Analysis: The statutory definition of export turnover required exclusion of telecommunication charges attributable to delivery of software outside India. The Tribunal upheld the exclusion of 50% of such charges from export turnover, but accepted the assessee's alternative contention that the same amount could not be excluded only from export turnover and had to be treated consistently in the total turnover computation as well, in line with the Special Bench view relied upon by the assessee.
Conclusion: The exclusion of telecommunication charges from export turnover was sustained, and it was directed that the corresponding amount be excluded from total turnover also; this issue was partly in favour of the assessee.
Issue (iii): Whether deduction under Section 10A was to be allowed before setting off brought forward losses and depreciation.
Analysis: Following the co-ordinate Bench decision and the jurisdictional reasoning applied therein, deduction under Section 10A was treated as eligible for exclusion from total income before adjustment of carried forward losses and depreciation. The Tribunal accepted that set-off of earlier losses could not precede the statutory deduction.
Conclusion: The Revenue's objection failed and the issue was decided in favour of the assessee.

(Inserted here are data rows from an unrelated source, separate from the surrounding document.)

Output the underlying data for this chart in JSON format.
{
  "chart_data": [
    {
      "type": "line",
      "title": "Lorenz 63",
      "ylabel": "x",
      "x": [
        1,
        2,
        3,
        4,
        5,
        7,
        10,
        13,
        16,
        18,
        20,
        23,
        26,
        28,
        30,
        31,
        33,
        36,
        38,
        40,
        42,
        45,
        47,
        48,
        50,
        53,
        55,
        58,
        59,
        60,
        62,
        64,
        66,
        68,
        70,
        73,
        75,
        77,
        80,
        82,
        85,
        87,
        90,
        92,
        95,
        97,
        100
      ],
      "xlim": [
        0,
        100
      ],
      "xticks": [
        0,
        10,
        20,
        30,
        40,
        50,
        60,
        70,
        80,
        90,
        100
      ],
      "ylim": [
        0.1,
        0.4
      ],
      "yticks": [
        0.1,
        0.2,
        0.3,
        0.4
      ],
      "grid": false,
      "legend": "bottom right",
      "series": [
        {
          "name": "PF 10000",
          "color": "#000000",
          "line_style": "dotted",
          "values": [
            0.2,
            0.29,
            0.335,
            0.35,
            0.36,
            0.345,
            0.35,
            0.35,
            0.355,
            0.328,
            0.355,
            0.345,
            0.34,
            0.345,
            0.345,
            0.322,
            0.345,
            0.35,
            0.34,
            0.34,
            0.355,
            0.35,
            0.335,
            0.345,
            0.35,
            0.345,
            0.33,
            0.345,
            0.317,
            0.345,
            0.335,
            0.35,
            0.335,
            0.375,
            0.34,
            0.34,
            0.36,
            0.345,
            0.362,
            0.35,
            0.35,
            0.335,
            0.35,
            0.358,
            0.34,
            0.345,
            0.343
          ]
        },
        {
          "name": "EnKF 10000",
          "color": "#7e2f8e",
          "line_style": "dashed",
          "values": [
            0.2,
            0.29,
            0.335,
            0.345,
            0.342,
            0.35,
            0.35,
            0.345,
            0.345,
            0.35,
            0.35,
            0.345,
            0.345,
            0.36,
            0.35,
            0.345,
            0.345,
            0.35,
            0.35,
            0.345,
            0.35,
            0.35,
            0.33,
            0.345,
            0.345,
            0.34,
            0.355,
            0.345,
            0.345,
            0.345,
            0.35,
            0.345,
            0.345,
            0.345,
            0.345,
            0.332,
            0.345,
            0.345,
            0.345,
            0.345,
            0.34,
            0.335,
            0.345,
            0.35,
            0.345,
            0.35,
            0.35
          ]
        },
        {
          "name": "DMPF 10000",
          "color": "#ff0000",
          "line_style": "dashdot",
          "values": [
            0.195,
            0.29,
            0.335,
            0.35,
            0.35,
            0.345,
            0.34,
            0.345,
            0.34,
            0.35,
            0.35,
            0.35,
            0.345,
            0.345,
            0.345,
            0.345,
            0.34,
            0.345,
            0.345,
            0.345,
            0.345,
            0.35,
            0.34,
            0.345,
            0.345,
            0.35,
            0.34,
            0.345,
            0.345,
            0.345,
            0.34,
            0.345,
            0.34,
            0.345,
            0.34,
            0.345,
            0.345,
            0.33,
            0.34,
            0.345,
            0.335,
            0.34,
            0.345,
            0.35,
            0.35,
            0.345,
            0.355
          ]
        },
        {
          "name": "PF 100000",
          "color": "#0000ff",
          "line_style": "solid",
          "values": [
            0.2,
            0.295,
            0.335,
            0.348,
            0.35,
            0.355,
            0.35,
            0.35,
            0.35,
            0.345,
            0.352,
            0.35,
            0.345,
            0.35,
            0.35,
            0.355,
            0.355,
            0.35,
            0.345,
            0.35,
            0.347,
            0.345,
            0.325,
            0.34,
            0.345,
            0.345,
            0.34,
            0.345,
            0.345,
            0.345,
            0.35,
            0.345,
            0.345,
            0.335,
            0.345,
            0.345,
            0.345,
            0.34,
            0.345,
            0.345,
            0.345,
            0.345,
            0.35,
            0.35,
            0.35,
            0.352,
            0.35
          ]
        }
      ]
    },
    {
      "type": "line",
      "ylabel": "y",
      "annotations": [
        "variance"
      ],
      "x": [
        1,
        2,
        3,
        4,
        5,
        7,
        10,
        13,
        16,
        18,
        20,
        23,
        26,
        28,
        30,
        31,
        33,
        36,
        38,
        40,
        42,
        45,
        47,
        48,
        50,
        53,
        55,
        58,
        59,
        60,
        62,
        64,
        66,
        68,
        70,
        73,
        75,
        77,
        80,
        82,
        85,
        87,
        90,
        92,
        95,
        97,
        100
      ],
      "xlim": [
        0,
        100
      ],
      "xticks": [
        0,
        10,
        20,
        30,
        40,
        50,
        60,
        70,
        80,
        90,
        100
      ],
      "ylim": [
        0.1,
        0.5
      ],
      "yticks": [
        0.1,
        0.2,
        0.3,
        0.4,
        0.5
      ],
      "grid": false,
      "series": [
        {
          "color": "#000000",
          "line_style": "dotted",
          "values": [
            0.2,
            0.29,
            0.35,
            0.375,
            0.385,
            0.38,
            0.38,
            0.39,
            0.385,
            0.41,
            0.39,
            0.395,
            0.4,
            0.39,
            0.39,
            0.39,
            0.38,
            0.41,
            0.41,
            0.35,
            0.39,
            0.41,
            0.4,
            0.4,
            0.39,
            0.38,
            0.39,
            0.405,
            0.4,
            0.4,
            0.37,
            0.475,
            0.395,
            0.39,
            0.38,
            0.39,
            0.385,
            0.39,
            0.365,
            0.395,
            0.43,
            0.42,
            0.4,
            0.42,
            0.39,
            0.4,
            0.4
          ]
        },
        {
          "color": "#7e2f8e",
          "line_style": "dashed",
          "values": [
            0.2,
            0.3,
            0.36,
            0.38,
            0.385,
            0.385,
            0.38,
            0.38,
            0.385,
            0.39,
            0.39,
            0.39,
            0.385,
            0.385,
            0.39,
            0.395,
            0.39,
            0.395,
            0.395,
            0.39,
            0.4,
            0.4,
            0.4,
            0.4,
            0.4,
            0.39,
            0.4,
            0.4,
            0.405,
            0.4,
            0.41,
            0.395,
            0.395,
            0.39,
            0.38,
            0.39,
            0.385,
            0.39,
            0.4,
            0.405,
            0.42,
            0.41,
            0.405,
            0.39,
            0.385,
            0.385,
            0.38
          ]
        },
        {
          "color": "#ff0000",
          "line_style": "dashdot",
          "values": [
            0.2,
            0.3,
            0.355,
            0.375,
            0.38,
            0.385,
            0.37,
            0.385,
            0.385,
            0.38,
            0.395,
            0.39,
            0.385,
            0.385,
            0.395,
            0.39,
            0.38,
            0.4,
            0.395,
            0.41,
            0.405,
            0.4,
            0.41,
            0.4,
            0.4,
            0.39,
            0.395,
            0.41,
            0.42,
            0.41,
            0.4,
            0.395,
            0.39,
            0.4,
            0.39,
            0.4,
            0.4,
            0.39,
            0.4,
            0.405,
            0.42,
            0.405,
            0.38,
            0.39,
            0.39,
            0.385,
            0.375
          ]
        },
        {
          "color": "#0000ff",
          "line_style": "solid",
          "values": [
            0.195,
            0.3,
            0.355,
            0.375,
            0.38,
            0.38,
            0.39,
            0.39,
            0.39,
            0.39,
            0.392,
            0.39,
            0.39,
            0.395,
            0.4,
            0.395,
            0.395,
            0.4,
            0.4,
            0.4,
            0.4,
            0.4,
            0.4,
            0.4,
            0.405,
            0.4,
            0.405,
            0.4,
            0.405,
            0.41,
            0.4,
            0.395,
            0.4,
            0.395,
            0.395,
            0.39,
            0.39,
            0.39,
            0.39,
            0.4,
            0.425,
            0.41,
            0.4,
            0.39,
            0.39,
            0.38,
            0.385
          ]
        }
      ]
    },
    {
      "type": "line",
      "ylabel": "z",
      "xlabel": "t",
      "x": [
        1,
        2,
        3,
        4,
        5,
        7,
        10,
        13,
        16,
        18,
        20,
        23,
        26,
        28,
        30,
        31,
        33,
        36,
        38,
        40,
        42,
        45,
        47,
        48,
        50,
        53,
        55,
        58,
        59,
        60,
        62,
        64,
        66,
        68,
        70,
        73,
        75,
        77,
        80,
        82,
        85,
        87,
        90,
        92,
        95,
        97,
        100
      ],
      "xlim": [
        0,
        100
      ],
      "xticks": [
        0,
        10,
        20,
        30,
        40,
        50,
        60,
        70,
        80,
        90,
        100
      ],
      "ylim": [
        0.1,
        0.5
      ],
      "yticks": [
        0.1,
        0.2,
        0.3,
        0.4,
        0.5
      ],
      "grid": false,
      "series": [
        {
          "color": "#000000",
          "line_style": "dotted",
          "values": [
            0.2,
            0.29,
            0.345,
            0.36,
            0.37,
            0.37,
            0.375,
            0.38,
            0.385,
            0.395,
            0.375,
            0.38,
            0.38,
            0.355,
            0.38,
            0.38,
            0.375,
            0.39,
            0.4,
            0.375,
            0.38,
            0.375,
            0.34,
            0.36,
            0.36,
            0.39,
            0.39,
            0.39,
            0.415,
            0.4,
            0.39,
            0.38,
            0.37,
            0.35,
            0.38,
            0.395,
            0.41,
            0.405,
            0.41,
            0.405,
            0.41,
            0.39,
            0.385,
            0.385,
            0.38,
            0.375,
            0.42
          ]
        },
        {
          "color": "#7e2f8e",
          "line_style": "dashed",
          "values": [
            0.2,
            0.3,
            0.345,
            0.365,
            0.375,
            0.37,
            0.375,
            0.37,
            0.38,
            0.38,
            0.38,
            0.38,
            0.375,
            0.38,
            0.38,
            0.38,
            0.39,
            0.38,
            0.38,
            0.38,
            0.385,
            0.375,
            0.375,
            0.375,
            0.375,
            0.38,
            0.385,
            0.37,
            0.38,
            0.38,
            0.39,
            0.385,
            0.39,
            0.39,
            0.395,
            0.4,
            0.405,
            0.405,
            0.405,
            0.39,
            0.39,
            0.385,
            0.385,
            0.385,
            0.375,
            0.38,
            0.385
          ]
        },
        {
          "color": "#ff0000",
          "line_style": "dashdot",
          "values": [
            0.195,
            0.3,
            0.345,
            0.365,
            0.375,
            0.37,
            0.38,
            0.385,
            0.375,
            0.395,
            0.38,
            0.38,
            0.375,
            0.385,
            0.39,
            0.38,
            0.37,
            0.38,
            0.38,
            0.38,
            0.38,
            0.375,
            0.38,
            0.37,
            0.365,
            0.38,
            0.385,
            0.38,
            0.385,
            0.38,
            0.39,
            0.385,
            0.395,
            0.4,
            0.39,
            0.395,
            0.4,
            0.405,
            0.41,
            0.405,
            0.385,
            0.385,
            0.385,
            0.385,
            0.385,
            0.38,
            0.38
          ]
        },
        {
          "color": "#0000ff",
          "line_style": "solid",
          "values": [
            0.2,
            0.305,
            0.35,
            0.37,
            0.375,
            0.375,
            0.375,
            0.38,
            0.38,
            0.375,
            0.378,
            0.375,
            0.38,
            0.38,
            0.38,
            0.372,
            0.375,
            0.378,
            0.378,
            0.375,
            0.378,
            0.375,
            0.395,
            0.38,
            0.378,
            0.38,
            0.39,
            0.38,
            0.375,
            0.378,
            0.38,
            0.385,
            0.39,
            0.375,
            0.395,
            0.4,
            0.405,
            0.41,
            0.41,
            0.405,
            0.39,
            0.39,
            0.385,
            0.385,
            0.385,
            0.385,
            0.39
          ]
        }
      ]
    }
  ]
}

Issue (iv): Whether, for computing book profits under Section 115JB, the deduction relating to Section 10A had to be worked out with reference to the books of account or the normal computation of income.
Analysis: The Tribunal held that the computation under Section 115JB turns on the profit and loss account and the specific adjustments permitted by the Explanation. The actual deduction computed under the normal provisions of Section 10A could not be substituted for the book-based adjustment mechanism; the correct approach was to adjust the income and expenditure as reflected in the books relating to the exempt undertaking.
Conclusion: The Revenue's ground was dismissed and the view taken by the first appellate authority was upheld in favour of the assessee.
Issue (v): Whether miscellaneous income consisting of recovery of bad debts and reversal of provision for consultancy charges formed part of business profits eligible for deduction under Section 10A.
Analysis: The Tribunal accepted that the amounts represented business receipts arising from the undertaking, had earlier been accounted for in taxation or expense allowance, and were supported by precedent treating such receipts as part of business profits of the eligible unit. They were therefore not liable to be excluded from the Section 10A base.
Conclusion: The Revenue's objection was rejected and the issue was decided in favour of the assessee.
Final Conclusion: The Revenue's appeals were dismissed and the assessee obtained partial relief in the cross-objections on the turnover computation of telecommunication charges.
Ratio Decidendi: For Section 10A computations, excluded items in export turnover must be treated consistently in the turnover base, carried forward losses cannot be set off before the statutory deduction where the deduction is to be excluded from total income, and MAT book profit adjustments must be made strictly on the basis of the profit and loss account and the permitted statutory adjustments.